Is economic nationalism even possible?
A great deal of ink has been spilled about the causes and consequences of the recent rise in economic nationalism. Maybe it’s time to step back and ask whether economic nationalism is even possible in the modern world.
The Economist has an interesting article discussing the British struggle to negotiate a Brexit agreement with the EU:
Dominic Cummings, the former campaign director of Vote Leave, thinks that Brexit is being “irretrievably botched”. Ambrose Evans-Pritchard, a pro-Leave journalist, says that “the quixotic bid for British independence has failed”. On the Remain side, Jonathan Powell pronounces hard Brexit “dead”, killed by the conundrum of the Irish border. . . .
On June 6th Boris Johnson, the foreign secretary, delivered an agonised speech to a group of Conservative donors which was recorded and leaked. Mr Johnson argued that Britain runs the risk of ending up in “a sort of anteroom of the EU” and blamed this unhappy prospect on a combination of insufficient will on the part of the prime minister and strong resistance on the part of the establishment. He claimed that Britain needed a strong leader like Donald Trump—“he’d go in bloody hard”. He called the Treasury the “heart of Remain”. He lamented that Britain was so terrified of short-term disruptions that it would sacrifice long-term gains.
The more conservative Brexiteers advocated a hard break with the EU, which would allow the UK to chart its own course. In their vision, the UK would dump lots of burdensome EU regulations, strike free trade deals with many other countries, and become a sort of Singapore of Europe.

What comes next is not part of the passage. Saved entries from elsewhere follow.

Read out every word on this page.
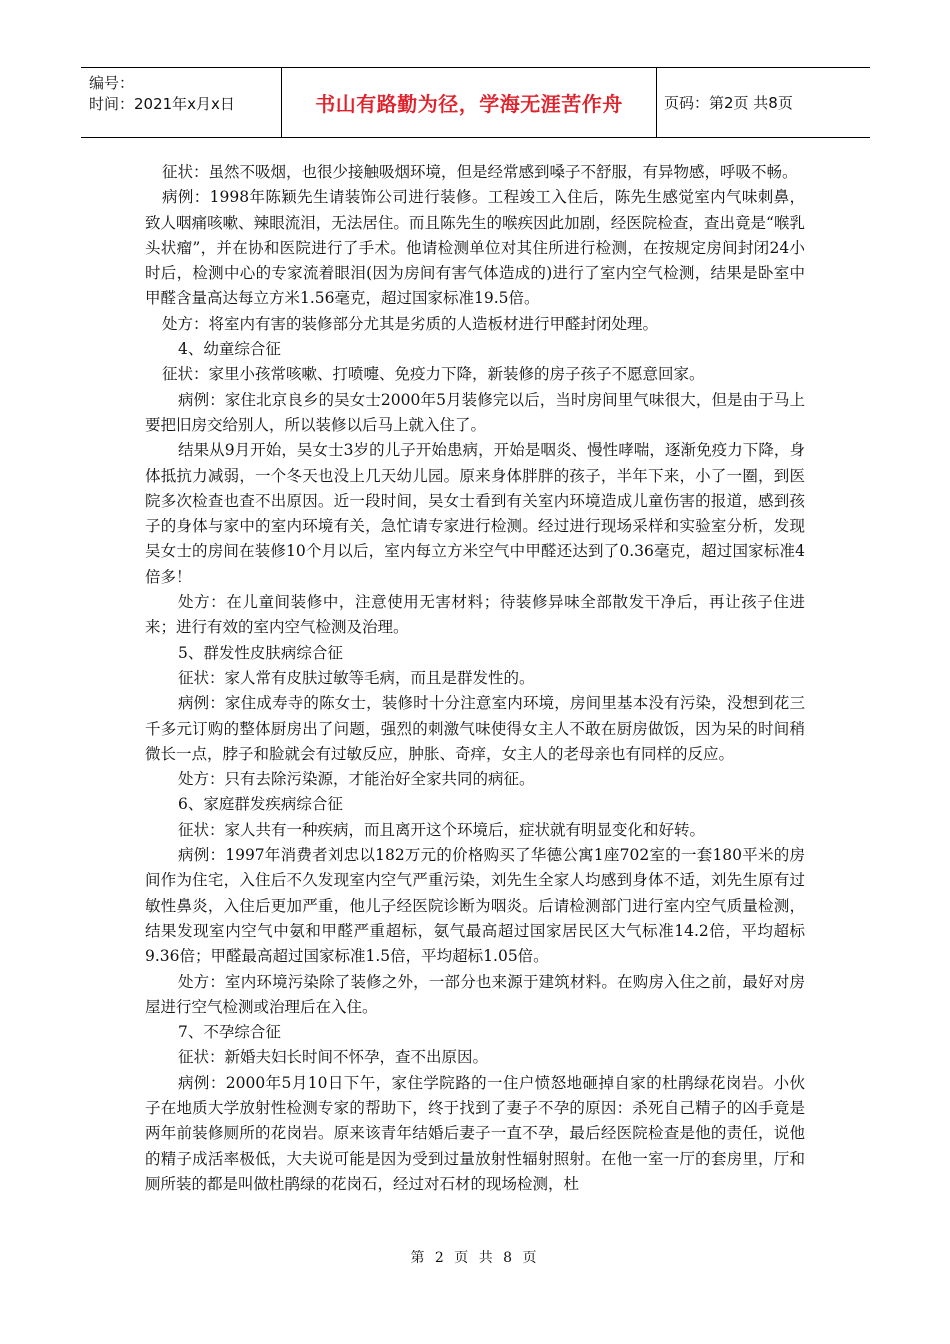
编号：
时间：2021年x月x日	书山有路勤为径，学海无涯苦作舟	页码：第2页 共8页

征状：虽然不吸烟，也很少接触吸烟环境，但是经常感到嗓子不舒服，有异物感，呼吸不畅。

病例：1998年陈颖先生请装饰公司进行装修。工程竣工入住后，陈先生感觉室内气味刺鼻，致人咽痛咳嗽、辣眼流泪，无法居住。而且陈先生的喉疾因此加剧，经医院检查，查出竟是“喉乳头状瘤”，并在协和医院进行了手术。他请检测单位对其住所进行检测，在按规定房间封闭24小时后，检测中心的专家流着眼泪(因为房间有害气体造成的)进行了室内空气检测，结果是卧室中甲醛含量高达每立方米1.56毫克，超过国家标准19.5倍。

处方：将室内有害的装修部分尤其是劣质的人造板材进行甲醛封闭处理。

4、幼童综合征

征状：家里小孩常咳嗽、打喷嚏、免疫力下降，新装修的房子孩子不愿意回家。

病例：家住北京良乡的吴女士2000年5月装修完以后，当时房间里气味很大，但是由于马上要把旧房交给别人，所以装修以后马上就入住了。

结果从9月开始，吴女士3岁的儿子开始患病，开始是咽炎、慢性哮喘，逐渐免疫力下降，身体抵抗力减弱，一个冬天也没上几天幼儿园。原来身体胖胖的孩子，半年下来，小了一圈，到医院多次检查也查不出原因。近一段时间，吴女士看到有关室内环境造成儿童伤害的报道，感到孩子的身体与家中的室内环境有关，急忙请专家进行检测。经过进行现场采样和实验室分析，发现吴女士的房间在装修10个月以后，室内每立方米空气中甲醛还达到了0.36毫克，超过国家标准4倍多！

处方：在儿童间装修中，注意使用无害材料；待装修异味全部散发干净后，再让孩子住进来；进行有效的室内空气检测及治理。

5、群发性皮肤病综合征

征状：家人常有皮肤过敏等毛病，而且是群发性的。

病例：家住成寿寺的陈女士，装修时十分注意室内环境，房间里基本没有污染，没想到花三千多元订购的整体厨房出了问题，强烈的刺激气味使得女主人不敢在厨房做饭，因为呆的时间稍微长一点，脖子和脸就会有过敏反应，肿胀、奇痒，女主人的老母亲也有同样的反应。

处方：只有去除污染源，才能治好全家共同的病征。

6、家庭群发疾病综合征

征状：家人共有一种疾病，而且离开这个环境后，症状就有明显变化和好转。

病例：1997年消费者刘忠以182万元的价格购买了华德公寓1座702室的一套180平米的房间作为住宅，入住后不久发现室内空气严重污染，刘先生全家人均感到身体不适，刘先生原有过敏性鼻炎，入住后更加严重，他儿子经医院诊断为咽炎。后请检测部门进行室内空气质量检测，结果发现室内空气中氨和甲醛严重超标，氨气最高超过国家居民区大气标准14.2倍，平均超标9.36倍；甲醛最高超过国家标准1.5倍，平均超标1.05倍。

处方：室内环境污染除了装修之外，一部分也来源于建筑材料。在购房入住之前，最好对房屋进行空气检测或治理后在入住。

7、不孕综合征

征状：新婚夫妇长时间不怀孕，查不出原因。

病例：2000年5月10日下午，家住学院路的一住户愤怒地砸掉自家的杜鹃绿花岗岩。小伙子在地质大学放射性检测专家的帮助下，终于找到了妻子不孕的原因：杀死自己精子的凶手竟是两年前装修厕所的花岗岩。原来该青年结婚后妻子一直不孕，最后经医院检查是他的责任，说他的精子成活率极低，大夫说可能是因为受到过量放射性辐射照射。在他一室一厅的套房里，厅和厕所装的都是叫做杜鹃绿的花岗石，经过对石材的现场检测，杜

第 2 页 共 8 页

In retrospect, it’s easy to see why they are struggling to implement their vision. Consider the following:
1. While 52% of British voters supported Brexit, not all favored the more libertarian version envisioned by some Conservatives. Brexit also did well in many (northern) Labour areas, as the more socialist wing of the Labour Party has often seen the EU as being a bit too “neoliberal”, to willing to promote free markets and capital mobility.
2. The “establishment” in the UK opposed Brexit to a striking degree. It was opposed by both the Conservative and Labour parties, by big business, labor unions, academics, much of the press, and most people within the bureaucracy.
It’s fine to talk about the “will of the voters”, but precisely what version of Brexit did they support? If it’s the Singapore version, then why do British voters consistently support politicians who favor big government and lots of regulations? The fact is that people voted for Brexit for many different reasons, and under a representative democracy it’s up to the elected representatives to implement the actual policy.
Theresa May called an election soon after Brexit in the hope and expectation that it would strengthen her negotiating hand. But the British electorate delivered a stinging rebuke, as the Conservatives lost many seats, despite facing a Labour leader widely viewed as an extreme, eccentric, Marxist left-winger. The voters didn’t seem to want May to have a strong hand in negotiation, and their decision effectively gave those who favored a “soft Brexit” a veto over the final outcome.
So what does this mean for the US? Consider:
1. In 1979, the UK elected Margaret Thatcher, and in 1980 the US elected Ronald Reagan.
2. In June 2016, the British public shocked pollsters and the establishment by supporting Brexit. In November 2016, the US public shocked pollsters and the establishment by electing Donald Trump.
If the hard Brexit option fails to be enacted and the UK stays 90% in the EU while formally leaving it, would that be an indication of the likely outcome of Trump’s recent trade war? I think the answer is probably yes. The forces of globalization may be too strong for any politician or political movement to overturn. It seems likely that Trump will be forced to back off at some point, and globalization will proceed much as before.
It is possible that the US is able to achieve a few concessions on trade; perhaps our trading partners slightly reduce their trade barriers. But that’s not the sort of hard economic nationalism agenda advocated by Trump supporters like Steve Bannon. A move toward freer trade in China would result in a stronger dollar and even more manufactured imports pouring into America’s rustbelt. It would be a victory for globalization, not economic nationalism.
Think about Trump’s rhetoric. Does he advocate open borders? Obviously not. But he does pay lip service (sincere or not) to the abolition of all tariffs. That’s a tacit acknowledgement that free trade still has the upper hand in terms of intellectual respectability. Even economic nationalists must at least pretend to be globalists.